Aug. 1,
2025, 7:48 p.m. ETAug. 1, 2025
Jason
Furman Contributing
Opinion Writer
Why
Trump’s Firing of the B.L.S. Commissioner Is So Damaging
On Friday
morning the Bureau of Labor Statistics released disappointing jobs numbers. A
few hours later, President Trump announced that he was directing the
administration to fire the commissioner responsible for this highly respected,
nonpartisan agency, widely considered the producer of the best labor market
data in the world. This is closer to what one expects from a banana republic
than from a major democratic financial center.
This is
even more senseless than his other threats to fire officials like Jerome
Powell, the chairman of the Federal Reserve. Powell makes consequential policy
decisions (and as I have written, there is very good reason to insulate him
from political pressure).
Erika
McEntarfer, the fired B.L.S. commissioner, is a highly respected economist with
extensive experience in the production and analysis of government data. But she
does not make policy in the way that someone like Powell does. Nor does the
commissioner traditionally even make the particular numbers that the B.L.S.

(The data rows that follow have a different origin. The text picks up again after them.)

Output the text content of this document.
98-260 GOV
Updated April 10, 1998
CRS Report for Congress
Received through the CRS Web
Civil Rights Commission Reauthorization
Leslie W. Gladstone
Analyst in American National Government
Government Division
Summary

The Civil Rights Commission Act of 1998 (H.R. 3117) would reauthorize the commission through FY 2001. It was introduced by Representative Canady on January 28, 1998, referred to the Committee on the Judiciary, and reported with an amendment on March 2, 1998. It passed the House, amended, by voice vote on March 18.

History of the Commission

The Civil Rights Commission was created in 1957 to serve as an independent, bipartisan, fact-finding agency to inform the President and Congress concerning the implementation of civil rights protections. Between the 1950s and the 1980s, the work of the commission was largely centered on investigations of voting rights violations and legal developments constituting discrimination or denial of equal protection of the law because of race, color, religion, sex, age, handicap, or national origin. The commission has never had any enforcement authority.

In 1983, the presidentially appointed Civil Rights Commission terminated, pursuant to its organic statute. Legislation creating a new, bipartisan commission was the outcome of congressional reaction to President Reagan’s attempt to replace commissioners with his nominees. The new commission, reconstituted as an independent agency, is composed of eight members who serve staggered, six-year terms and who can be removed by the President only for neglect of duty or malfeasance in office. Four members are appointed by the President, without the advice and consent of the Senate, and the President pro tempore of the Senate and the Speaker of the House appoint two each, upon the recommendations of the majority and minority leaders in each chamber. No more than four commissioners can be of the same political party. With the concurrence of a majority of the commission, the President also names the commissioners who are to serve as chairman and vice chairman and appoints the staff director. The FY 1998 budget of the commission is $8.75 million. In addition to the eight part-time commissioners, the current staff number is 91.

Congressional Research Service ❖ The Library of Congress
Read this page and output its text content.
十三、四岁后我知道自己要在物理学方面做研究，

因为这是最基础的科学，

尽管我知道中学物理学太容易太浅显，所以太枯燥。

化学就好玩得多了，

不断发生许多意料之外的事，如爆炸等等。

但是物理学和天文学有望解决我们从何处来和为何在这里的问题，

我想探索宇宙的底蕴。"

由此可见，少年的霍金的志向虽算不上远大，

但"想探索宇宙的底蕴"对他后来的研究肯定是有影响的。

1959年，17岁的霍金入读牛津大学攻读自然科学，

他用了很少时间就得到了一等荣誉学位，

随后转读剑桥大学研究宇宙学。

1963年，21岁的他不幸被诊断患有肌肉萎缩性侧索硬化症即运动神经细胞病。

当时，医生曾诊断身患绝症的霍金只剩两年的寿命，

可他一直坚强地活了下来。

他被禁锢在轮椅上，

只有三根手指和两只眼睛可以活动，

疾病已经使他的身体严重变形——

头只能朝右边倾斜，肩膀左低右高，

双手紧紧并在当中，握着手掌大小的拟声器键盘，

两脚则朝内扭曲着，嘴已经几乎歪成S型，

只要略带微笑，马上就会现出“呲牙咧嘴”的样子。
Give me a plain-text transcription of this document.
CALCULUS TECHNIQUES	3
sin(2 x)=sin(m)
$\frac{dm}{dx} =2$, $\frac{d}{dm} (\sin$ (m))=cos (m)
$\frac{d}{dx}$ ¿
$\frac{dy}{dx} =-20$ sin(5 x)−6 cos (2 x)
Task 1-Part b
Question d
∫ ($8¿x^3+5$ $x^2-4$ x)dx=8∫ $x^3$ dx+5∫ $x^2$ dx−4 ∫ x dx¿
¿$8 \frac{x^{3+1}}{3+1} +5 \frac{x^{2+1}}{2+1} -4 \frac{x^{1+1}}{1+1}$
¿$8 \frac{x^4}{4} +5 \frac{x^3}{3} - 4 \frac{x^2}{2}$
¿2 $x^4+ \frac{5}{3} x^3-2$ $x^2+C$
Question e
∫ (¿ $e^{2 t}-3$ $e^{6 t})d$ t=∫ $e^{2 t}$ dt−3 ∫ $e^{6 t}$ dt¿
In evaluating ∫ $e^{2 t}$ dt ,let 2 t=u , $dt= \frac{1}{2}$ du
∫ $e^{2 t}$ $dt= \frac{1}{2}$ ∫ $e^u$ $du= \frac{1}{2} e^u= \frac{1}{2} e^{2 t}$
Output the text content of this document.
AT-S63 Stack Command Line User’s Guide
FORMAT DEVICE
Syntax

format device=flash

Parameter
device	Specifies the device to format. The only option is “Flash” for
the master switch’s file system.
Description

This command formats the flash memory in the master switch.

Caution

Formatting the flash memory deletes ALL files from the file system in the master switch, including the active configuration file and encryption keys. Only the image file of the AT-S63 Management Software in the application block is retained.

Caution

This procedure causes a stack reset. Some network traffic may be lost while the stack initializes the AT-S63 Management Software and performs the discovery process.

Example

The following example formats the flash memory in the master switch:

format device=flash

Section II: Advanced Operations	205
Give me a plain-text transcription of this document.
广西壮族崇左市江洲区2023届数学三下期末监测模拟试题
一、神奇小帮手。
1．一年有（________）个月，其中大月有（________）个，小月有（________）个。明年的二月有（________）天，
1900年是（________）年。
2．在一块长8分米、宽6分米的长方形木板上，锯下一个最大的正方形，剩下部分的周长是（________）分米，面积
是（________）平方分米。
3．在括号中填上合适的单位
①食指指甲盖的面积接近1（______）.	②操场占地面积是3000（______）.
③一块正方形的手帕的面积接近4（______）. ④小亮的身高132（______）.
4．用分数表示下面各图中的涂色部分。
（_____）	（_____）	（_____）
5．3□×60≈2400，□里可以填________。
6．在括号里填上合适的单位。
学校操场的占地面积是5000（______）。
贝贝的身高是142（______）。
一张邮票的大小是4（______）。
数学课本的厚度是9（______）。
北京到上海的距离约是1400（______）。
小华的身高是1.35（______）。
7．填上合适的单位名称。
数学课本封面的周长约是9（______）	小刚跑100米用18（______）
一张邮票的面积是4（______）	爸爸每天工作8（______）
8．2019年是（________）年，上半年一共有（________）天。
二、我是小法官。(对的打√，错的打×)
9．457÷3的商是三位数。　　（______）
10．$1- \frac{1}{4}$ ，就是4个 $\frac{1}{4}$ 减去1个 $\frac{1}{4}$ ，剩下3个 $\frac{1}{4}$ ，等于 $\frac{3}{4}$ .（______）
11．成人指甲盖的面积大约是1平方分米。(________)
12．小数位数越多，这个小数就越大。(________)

releases. Instead those numbers are produced by the 2,000 nonpartisan career
staff members who work in the agency, in this case compiling the survey
responses from the more than 100,000 businesses that report their employment to
the B.L.S. every month. The numbers are finalized before they get to the
commissioner, a political appointee but one who often serves across
administrations. The role is much more about managing and overseeing the agency
and making long-term decisions.
Trump’s
ire was directed at the large revisions to the May and June jobs numbers, which
went from a previously reported respectable average of 145,500 new jobs per
month to a more concerning 16,500. The revisions were unusually large — the
largest since 1979, not counting the pandemic, according to economist Ernie
Tedeschi.
But
revisions are a normal part of the statistical process and, in fact, one of its
strengths in balancing timeliness and accuracy of data. About one-third of the
sampled businesses do not return their survey responses on time, so the initial
numbers have to make imputations for the missing data. As more survey responses
arrive at the B.L.S., the numbers are revised. In addition, the B.L.S. is
constantly using an algorithm to do updated seasonal adjustment of its data
(e.g., the normal pattern of hiring a lot of retail workers in November and
December and laying them off in January); this algorithm was a major factor in
the latest revision.
In his
post, Trump accused the B.L.S. of having “manipulated for political purposes”
the numbers. Not only is that claim far-fetched; it is also internally
contradictory. The B.L.S. produced some large downward revisions of jobs
numbers under President Joe Biden, too. The revisions were slightly different
from these, because the Biden ones were part of an annual revision process
using more reliable tax data. But Trump argued then that Biden helped himself
by cooking the books by initially reporting high numbers, which were revised
downward in August 2024.
Trump
alluded to that claim on Friday. In the same post, he argued that the B.L.S. is
also hurting him by initially reporting high numbers but then revising them
downward. The same action couldn’t have helped Biden and hurt Trump.
And,
ironically, the latest revisions strengthen Trump’s arguments for the Fed to
restart its rate cuts.
The
firing of the B.L.S. commissioner is more senseless than the threat of or
actual firing of the Federal Reserve chairman, though not as consequential. But
it still matters. Policymakers like the Federal Reserve Board members need
reliable data — as do financial markets, including investors lending the United
States trillions of dollars to finance our huge budget deficits, and businesses
making decisions. Faked data in countries like Greece and Argentina helped
enable bad policies and played a role in the economic crises they suffered this
century.
The good
news is that any appointee in this system, from good ones to bad ones, is just
one person in a 2,000-person, highly technocratic, nonpartisan agency, who
would have a hard time faking the data. The bad news is that it is not
impossible to corrupt data. And either way, the confidence investors and the
public have in the data could suffer a serious and senseless blow.